I would appreciate any and all links that relate to this metaphor. I ask myself lately, "Do I need that anymore?" If I don't, I mentally sort it from my list of necessities. If it's a material thing, I sell it, give it, or toss it. If it's an old attachment or pattern, it's not as easy, but I'm working on a means to let go of these too.

It seems obvious that if we are to build a new world from the roots, we must first gently delete those things that will confuse, crowd, take up precious space. Let them go with gratitude because they taught us something we needed to know. At any rate, my next post will have to do with my thoughts on something called the "gift economy" and why we need it instead of laws that say corporations must make a profit above all else and instead of the slave economy that uses pieces of paper and metal, symbols that dehumanize and destroy.

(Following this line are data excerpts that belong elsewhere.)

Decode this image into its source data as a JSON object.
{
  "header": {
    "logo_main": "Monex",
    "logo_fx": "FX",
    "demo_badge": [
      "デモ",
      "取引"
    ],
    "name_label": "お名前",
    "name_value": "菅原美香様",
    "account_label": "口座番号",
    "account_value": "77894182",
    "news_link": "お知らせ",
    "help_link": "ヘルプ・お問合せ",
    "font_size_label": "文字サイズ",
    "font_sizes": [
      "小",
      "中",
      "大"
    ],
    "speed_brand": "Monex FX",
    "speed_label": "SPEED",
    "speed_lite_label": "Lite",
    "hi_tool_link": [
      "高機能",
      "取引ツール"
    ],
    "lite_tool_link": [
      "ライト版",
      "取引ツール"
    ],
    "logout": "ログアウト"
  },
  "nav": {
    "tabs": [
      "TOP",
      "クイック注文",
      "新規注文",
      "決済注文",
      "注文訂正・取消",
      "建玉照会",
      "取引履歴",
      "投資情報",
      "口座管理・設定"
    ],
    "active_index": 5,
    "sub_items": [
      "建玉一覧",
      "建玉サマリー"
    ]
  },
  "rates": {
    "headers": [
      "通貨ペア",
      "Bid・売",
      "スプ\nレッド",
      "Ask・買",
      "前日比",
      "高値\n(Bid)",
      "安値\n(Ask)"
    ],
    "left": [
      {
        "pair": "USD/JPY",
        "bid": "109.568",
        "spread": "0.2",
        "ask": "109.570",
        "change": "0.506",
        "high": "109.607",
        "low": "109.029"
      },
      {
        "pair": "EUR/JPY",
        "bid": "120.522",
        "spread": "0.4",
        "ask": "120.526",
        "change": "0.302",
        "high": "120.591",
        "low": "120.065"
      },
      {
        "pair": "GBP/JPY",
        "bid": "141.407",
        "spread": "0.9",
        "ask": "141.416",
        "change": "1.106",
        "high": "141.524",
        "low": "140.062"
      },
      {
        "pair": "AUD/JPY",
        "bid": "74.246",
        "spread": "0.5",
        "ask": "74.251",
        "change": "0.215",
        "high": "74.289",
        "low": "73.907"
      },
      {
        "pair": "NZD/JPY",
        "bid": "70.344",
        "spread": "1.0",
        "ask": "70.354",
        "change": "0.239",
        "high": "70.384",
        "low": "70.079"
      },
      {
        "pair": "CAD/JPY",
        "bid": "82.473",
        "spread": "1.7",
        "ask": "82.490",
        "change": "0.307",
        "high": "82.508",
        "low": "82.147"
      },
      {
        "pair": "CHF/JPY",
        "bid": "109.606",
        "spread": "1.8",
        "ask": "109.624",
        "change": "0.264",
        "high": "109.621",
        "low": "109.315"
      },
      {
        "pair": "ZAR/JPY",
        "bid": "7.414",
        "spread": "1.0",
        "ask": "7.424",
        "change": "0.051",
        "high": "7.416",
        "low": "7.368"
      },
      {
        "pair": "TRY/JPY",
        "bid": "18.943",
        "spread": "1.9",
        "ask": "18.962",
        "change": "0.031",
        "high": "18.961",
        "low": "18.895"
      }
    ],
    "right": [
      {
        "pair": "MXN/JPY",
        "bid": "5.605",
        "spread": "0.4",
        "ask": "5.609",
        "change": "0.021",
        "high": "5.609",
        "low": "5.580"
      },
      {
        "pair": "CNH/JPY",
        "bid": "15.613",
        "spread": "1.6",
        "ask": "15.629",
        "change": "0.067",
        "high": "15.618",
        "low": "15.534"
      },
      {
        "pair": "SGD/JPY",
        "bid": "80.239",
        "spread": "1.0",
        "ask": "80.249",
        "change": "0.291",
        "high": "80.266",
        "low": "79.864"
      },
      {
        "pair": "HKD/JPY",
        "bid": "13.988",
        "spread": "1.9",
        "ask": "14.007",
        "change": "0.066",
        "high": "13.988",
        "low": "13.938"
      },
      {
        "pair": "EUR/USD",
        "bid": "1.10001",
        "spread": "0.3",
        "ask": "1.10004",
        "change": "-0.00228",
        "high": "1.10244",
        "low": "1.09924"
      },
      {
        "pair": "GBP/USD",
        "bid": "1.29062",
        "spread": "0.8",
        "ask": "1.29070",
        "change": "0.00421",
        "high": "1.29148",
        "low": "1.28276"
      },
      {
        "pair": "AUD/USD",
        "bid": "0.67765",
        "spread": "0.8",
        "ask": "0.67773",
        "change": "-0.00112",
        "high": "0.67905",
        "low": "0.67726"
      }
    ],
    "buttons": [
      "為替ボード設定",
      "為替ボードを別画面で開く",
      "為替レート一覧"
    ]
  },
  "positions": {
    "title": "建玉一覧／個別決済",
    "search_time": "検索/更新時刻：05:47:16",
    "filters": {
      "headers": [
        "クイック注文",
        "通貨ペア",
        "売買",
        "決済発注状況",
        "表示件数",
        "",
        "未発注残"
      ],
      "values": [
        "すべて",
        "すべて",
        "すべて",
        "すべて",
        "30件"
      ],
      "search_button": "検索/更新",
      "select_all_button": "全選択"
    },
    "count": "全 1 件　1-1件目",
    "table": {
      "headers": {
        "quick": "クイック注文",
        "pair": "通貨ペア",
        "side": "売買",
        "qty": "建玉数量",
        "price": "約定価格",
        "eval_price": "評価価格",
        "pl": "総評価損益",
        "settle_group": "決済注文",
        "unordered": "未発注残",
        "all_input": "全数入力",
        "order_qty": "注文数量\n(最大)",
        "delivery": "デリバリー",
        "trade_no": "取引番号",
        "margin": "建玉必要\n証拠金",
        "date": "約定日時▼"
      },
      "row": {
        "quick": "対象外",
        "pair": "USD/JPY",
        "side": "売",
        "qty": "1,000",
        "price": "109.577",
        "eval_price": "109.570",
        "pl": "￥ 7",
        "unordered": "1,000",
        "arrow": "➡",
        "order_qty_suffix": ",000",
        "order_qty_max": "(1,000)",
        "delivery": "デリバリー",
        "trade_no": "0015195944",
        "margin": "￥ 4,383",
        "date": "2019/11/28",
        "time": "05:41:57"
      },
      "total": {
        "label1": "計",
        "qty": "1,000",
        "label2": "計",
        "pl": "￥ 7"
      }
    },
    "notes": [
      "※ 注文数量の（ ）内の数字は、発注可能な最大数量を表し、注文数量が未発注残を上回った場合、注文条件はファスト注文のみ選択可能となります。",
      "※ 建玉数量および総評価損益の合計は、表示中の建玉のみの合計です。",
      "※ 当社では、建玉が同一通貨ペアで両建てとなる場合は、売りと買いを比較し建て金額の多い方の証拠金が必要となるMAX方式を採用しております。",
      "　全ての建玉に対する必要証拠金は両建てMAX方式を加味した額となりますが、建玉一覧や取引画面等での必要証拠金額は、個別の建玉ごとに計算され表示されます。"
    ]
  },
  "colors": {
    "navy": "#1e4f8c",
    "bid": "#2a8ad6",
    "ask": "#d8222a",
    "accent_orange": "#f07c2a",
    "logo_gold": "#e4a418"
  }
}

Found this great poem by Wendell Berry:

How To Be a Poet

Make a place to sit down.
Sit down. Be quiet.
You must depend upon
affection, reading, knowledge,
skill — more of each
than you have — inspiration,
work, growing older, patience,
for patience joins time
to eternity. Any readers
who like your work,
doubt their judgment.

Breathe with unconditional breath
the unconditioned air.
Shun electric wire.
Communicate slowly. Live
a three-dimensioned life;
stay away from screens.
Stay away from anything
that obscures the place it is in.
There are no unsacred places;
There are only sacred places
And desecrated places.

June 14, 2006

Standing Down

You can't change anyone, you can only inspire them. It's futile to try to "win" someone over to your side. This only serves to fuel the hatred. Instead, practice celebrating diversity. Then engage in dialogue and trust that truth will bubble to the top.
Paraphrased from a radio show called "Ceasefire" which proposes that " We ask Left and Right to lay down their arms & engage in civil discourse."